Hello, Monica,
Let q be tickets sold in a week and x is price per ticket. The standard form of a linear equation is y=mx+b, where m is the slope and b is the y-intercept (the value of y when x is zero). Since the question wants us to use q for weekly tickets sold, we can rewrite this as q = mx + b.
A) The weekly revenue would be the number of tickets sold in a week times the price per ticket: (900/week)*($14/ticket) = $12,600/week
B) One can find a linear equation either by graphing a few points and finding the slope and y-intercept from the graph, or deduce both from a few data points taken from the same table. Make a table with a few points calculated from the knowledge that 60 fewer tickets are sold each week (q) when the price (x) increases by $0.50/ticket:
We can take any two points and calculate the slope, m. I'll pick (14,900) and (15,780). The slope is the "rise over the run," or change in the y axis (q) per a change on the x axis. Rise = (780-900) = -120. Run is (15-14)=1, therefore Rise/Run = -120. The slope, m, is -120. [Doesn't sound good, but that's business when you raise prices]. The linear equation, q = mx + b, is now q = -120x + b. We need to find b, the y-intercept. Do that by entwering any of the data points and solve for b. I'll use (14,900):
q = -120x + b
900 = -120*(14) + b
900=-1680 + b
b = 2580 [This is saying that 2580 tickets will be "sold" when the price is zero. Silly, but that is math]
So the full equation becomes q=-120x + 2580
You can also do this by graphing a few of the points in the list and finding the data for slope and y-intercept from the graph.
C)
We now want the total revenue as a function of ticket price. Total revenue, R, would be the tickets sold per week times the price per ticket. Use the linear equation above for q.
Total revenue(R) = q*x
R = (-120x + 2580)*(x)
R = -120x2 + 2580x
We can plot this parabola and find the vertex, os we can take the first ferivative and set it equal to zero, the slope at the vertex.
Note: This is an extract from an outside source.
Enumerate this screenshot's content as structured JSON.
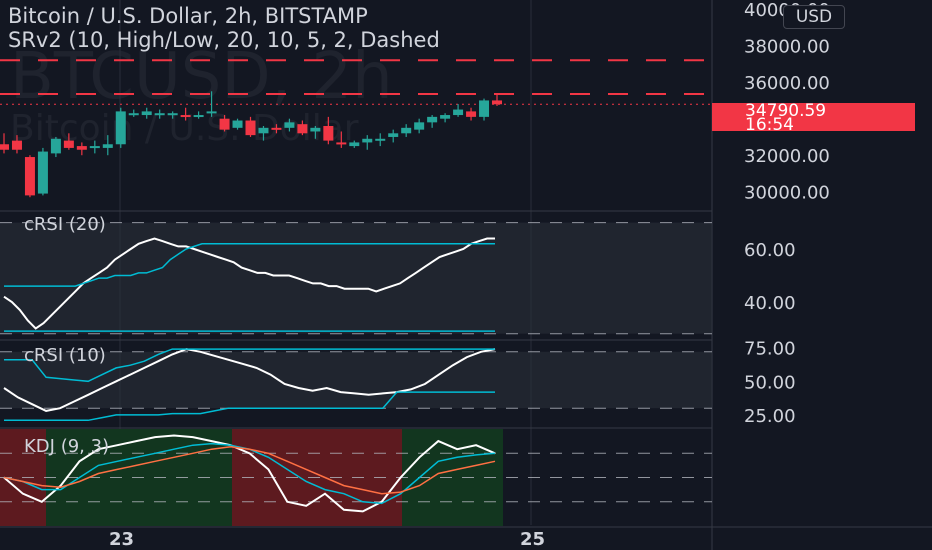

I'll try the first derivation:
R = -120x2 + 2580x
R' = -240x + 2580
0 = -240x + 2580
x = 10.75
The slope of the equation at 10.75 is zero, so this is the point that the "premium" movie theater will maximize profit. At $10.75/ticket, total revenue would be $13,867.5/week. [Not counting popcorn]
The question wants the number of tickets sold at this price, so use the linear equation we first developed:
q=-120x + 2580
q = -120(10.75)+2580
q = 1290 tickets/week
Bob